Giovanni Girolamo Saccheri (; 5 September 1667 – 25 October 1733) was an Italian Jesuit priest, scholastic philosopher, and mathematician.

Saccheri was born in Sanremo. He entered the Jesuit order in 1685 and was ordained as a priest in 1694. He taught philosophy at the University of Turin from 1694 to 1697 and philosophy, theology and mathematics at the University of Pavia from 1697 until his death. He was a protégé of the mathematician Tommaso Ceva and published several works including Quaesita geometrica (1693), Logica demonstrativa (1697), and Neo-statica (1708).

Geometrical work
He is primarily known today for his last publication, in 1733 shortly before his death.
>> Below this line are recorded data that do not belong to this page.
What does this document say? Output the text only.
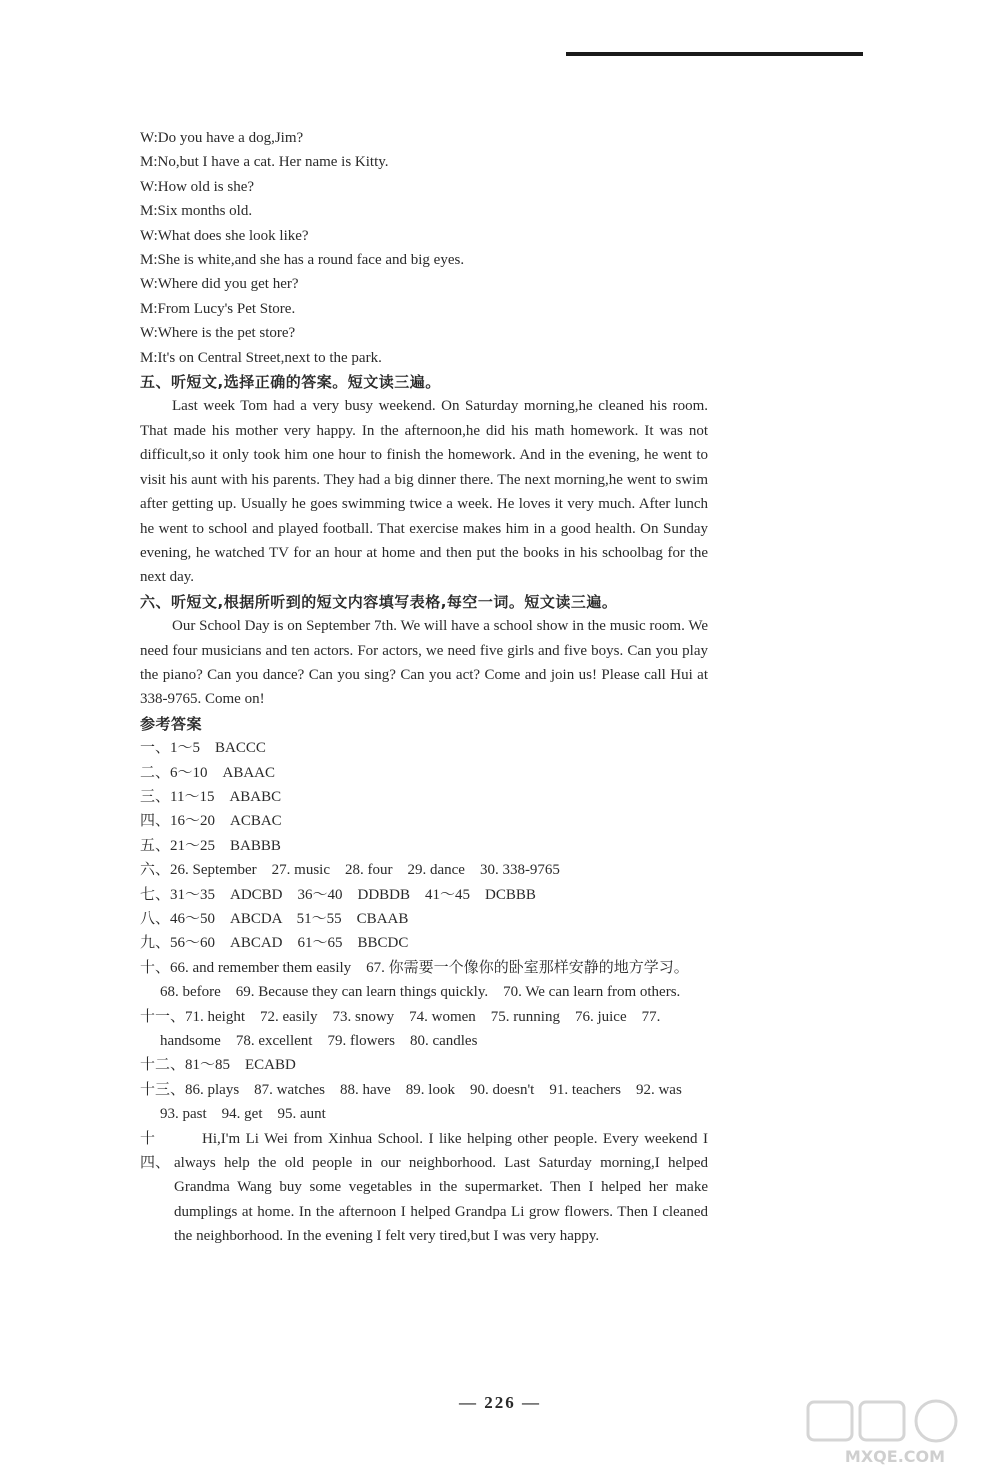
W:Do you have a dog,Jim?
M:No,but I have a cat. Her name is Kitty.
W:How old is she?
M:Six months old.
W:What does she look like?
M:She is white,and she has a round face and big eyes.
W:Where did you get her?
M:From Lucy's Pet Store.
W:Where is the pet store?
M:It's on Central Street,next to the park.
五、听短文,选择正确的答案。短文读三遍。
Last week Tom had a very busy weekend. On Saturday morning,he cleaned his room. That made his mother very happy. In the afternoon,he did his math homework. It was not difficult,so it only took him one hour to finish the homework. And in the evening, he went to visit his aunt with his parents. They had a big dinner there. The next morning,he went to swim after getting up. Usually he goes swimming twice a week. He loves it very much. After lunch he went to school and played football. That exercise makes him in a good health. On Sunday evening, he watched TV for an hour at home and then put the books in his schoolbag for the next day.
六、听短文,根据所听到的短文内容填写表格,每空一词。短文读三遍。
Our School Day is on September 7th. We will have a school show in the music room. We need four musicians and ten actors. For actors, we need five girls and five boys. Can you play the piano? Can you dance? Can you sing? Can you act? Come and join us! Please call Hui at 338-9765. Come on!
参考答案
一、1～5　BACCC
二、6～10　ABAAC
三、11～15　ABABC
四、16～20　ACBAC
五、21～25　BABBB
六、26. September　27. music　28. four　29. dance　30. 338-9765
七、31～35　ADCBD　36～40　DDBDB　41～45　DCBBB
八、46～50　ABCDA　51～55　CBAAB
九、56～60　ABCAD　61～65　BBCDC
十、66. and remember them easily　67. 你需要一个像你的卧室那样安静的地方学习。　68. before　69. Because they can learn things quickly.　70. We can learn from others.
十一、71. height　72. easily　73. snowy　74. women　75. running　76. juice　77. handsome　78. excellent　79. flowers　80. candles
十二、81～85　ECABD
十三、86. plays　87. watches　88. have　89. look　90. doesn't　91. teachers　92. was　93. past　94. get　95. aunt
十四、
Hi,I'm Li Wei from Xinhua School. I like helping other people. Every weekend I always help the old people in our neighborhood. Last Saturday morning,I helped Grandma Wang buy some vegetables in the supermarket. Then I helped her make dumplings at home. In the afternoon I helped Grandpa Li grow flowers. Then I cleaned the neighborhood. In the evening I felt very tired,but I was very happy.
— 226 —
MXQE.COM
Now considered an early exploration of non-Euclidean geometry, Euclides ab omni naevo vindicatus (Euclid Freed of Every Flaw) languished in obscurity until it was rediscovered by Eugenio Beltrami, in the mid-19th century.

The intent of Saccheri's work was ostensibly to establish the validity of Euclid by means of a reductio ad absurdum proof of any alternative to Euclid's parallel postulate.  To do so, he assumed that the parallel postulate was false and attempted to derive a contradiction.
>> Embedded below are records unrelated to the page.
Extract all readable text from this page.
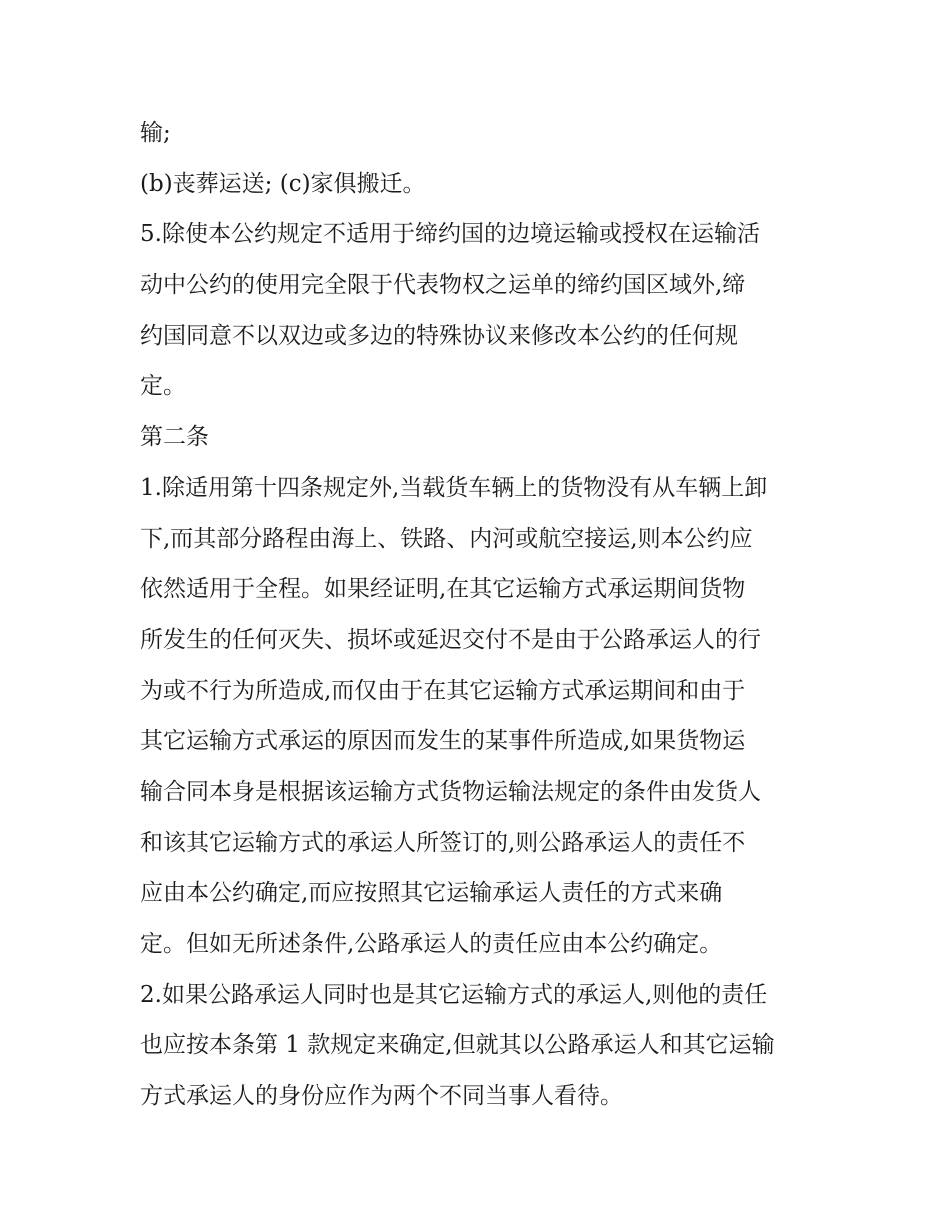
输;
(b)丧葬运送; (c)家俱搬迁。
5.除使本公约规定不适用于缔约国的边境运输或授权在运输活
动中公约的使用完全限于代表物权之运单的缔约国区域外,缔
约国同意不以双边或多边的特殊协议来修改本公约的任何规
定。
第二条
1.除适用第十四条规定外,当载货车辆上的货物没有从车辆上卸
下,而其部分路程由海上、铁路、内河或航空接运,则本公约应
依然适用于全程。如果经证明,在其它运输方式承运期间货物
所发生的任何灭失、损坏或延迟交付不是由于公路承运人的行
为或不行为所造成,而仅由于在其它运输方式承运期间和由于
其它运输方式承运的原因而发生的某事件所造成,如果货物运
输合同本身是根据该运输方式货物运输法规定的条件由发货人
和该其它运输方式的承运人所签订的,则公路承运人的责任不
应由本公约确定,而应按照其它运输承运人责任的方式来确
定。但如无所述条件,公路承运人的责任应由本公约确定。
2.如果公路承运人同时也是其它运输方式的承运人,则他的责任
也应按本条第 1 款规定来确定,但就其以公路承运人和其它运输
方式承运人的身份应作为两个不同当事人看待。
Since Euclid's postulate is equivalent to the statement that the sum of the internal angles of a triangle is 180°, he considered both the hypothesis that the angles add up to more or less than 180°.

The first led to the conclusion that straight lines are finite, contradicting Euclid's second postulate. So Saccheri correctly rejected it. However, the principle is now accepted as the basis of elliptic geometry, where both the second and fifth postulates are rejected.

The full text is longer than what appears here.